D’autres communes, comme Bruxelles-Ville, accueillent avec bienveillance le projet de Rudi Vervoort. Mais le pouvoir communal est l’un des plus ancrés dans le paysage politique belge. Et de nombreux députés au parlement francophone bruxellois sont aussi élus dans des communes de la capitale. Entre les deux mandats, leur cœur balancera. «C’est la question, enchaîne Alexandre Ansay. Le parlement validera-t-il un déplacement de pouvoirs vers la Cocof.» Impossible à dire pour l’instant. Mais la proposition de Rudi Vervoort trouve déjà des soutiens ailleurs que chez les socialistes. Alain Maron, député Écolo, estime que «le financement par projet est plutôt positif car la répartition des budgets par les communes était parfois arbitraire». En attendant le débat parlementaire, le ministre-président se confrontera aux acteurs associatifs et aux pouvoirs communaux. Pas certain que son idée passe comme une lettre à la poste.
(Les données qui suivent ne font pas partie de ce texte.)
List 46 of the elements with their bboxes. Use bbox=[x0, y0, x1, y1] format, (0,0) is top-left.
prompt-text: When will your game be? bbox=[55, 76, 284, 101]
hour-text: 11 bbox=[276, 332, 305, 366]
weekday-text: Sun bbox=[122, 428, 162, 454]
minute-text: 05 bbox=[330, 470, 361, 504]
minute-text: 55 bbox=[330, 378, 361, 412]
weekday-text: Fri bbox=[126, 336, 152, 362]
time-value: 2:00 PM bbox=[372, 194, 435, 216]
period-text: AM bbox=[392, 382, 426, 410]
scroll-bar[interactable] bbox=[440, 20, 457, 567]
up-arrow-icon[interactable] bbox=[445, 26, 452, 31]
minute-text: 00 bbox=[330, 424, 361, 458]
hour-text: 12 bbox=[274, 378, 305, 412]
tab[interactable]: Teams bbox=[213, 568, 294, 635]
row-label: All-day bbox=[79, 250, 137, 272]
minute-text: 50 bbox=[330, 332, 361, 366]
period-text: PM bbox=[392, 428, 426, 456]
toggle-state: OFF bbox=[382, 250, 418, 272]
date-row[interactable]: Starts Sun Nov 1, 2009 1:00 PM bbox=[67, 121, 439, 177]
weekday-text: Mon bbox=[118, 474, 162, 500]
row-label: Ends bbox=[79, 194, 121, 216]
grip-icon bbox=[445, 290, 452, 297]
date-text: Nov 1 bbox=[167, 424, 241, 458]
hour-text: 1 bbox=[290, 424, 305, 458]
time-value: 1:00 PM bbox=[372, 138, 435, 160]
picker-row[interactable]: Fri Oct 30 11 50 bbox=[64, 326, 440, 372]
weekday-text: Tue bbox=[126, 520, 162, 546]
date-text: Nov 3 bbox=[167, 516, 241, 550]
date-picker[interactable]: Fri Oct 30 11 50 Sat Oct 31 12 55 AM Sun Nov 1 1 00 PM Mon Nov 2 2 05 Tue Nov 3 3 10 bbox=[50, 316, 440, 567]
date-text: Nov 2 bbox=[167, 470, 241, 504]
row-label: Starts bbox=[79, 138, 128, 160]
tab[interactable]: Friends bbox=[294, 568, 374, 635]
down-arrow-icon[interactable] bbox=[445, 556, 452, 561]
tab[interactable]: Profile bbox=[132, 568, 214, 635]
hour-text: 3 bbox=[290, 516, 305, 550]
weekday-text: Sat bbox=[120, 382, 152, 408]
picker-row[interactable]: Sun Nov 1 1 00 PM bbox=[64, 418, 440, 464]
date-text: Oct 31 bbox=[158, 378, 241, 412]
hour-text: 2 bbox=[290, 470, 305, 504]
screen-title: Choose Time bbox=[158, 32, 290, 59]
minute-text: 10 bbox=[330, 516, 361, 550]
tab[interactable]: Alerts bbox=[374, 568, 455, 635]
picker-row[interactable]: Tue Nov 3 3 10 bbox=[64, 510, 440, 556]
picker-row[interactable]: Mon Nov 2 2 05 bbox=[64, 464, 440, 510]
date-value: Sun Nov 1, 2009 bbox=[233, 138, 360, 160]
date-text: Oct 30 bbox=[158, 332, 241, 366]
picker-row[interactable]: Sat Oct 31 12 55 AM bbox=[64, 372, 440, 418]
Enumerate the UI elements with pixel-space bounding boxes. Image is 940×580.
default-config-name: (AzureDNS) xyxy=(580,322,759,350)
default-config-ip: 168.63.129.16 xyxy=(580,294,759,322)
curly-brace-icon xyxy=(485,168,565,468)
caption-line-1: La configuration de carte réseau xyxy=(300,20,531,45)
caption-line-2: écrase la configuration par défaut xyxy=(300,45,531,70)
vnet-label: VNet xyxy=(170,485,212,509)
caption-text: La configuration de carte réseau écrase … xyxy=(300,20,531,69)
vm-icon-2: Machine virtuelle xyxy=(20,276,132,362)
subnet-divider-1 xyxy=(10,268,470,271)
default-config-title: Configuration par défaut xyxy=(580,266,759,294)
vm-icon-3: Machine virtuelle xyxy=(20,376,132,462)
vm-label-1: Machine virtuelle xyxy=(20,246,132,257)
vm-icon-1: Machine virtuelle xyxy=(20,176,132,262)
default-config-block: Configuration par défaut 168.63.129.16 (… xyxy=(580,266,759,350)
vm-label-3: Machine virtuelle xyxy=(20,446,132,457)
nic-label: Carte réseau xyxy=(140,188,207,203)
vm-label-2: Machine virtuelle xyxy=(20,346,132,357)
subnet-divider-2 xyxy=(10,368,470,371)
Le FIPI mangé à la sauce cohésion sociale
Le Fonds d’impulsion à la politique des immigrés, suite à la sixième réforme de l’État, n’est plus géré par le niveau fédéral. Les Communautés sont désormais responsables de la gestion de ce fonds. À Bruxelles, c’est la Cocof qui a hérité du 1,280 million d’euros transféré depuis le fédéral.
L’avant-projet de décret relatif à la cohésion sociale propose d’intégrer le Fipi dans le dispositif de cohésion sociale. Une partie du montant sera intégrée dans l’enveloppe globale de la cohésion sociale. Une autre permettra de financer des projets novateurs via des appels à projets. Ces appels à projets devraient être le fruit d’une collaboration entre la Cocof et les communes. L’idée étant de soutenir des projets qui «participent d’une impulsion nouvelle permettant d’expérimenter des pratiques ou de lancer une activité inédite».
En savoir plus
Alter Échos n° 406, «La cohésion sociale se décline dans toutes nos politiques», Cédric Vallet, 8 juillet 2015
Malgré les mots doux susurrés par Rudi Vervoort à ses partenaires associatifs et communaux, le changement annoncé génère déjà des inquiétudes. Celles-ci sont encore murmurées. Mais le bruit de fond se fait plus intense ces derniers temps. «Le texte, pour l’instant, est très flou», regrette Hélène Delory, coordinatrice de l’association Eyad, la Maison de Turquie, à Saint-Josse. «Je crains qu’on ne nous vende un chat dans un sac, ajoute-t-elle. En fonction des arrêtés d’exécution, la teneur de l’avant-projet de décret peut partir dans un sens ou dans un autre.» Pour de nombreux acteurs de terrain, trop d’articles de l’avant-projet renvoient à de futures dispositions qui seront prises par arrêtés. «Et ces arrêtés ne seront pas contrôlés par le parlement», ajoute Mélody Nenzi, de l’association schaerbeekoise Les amis d’Alladin.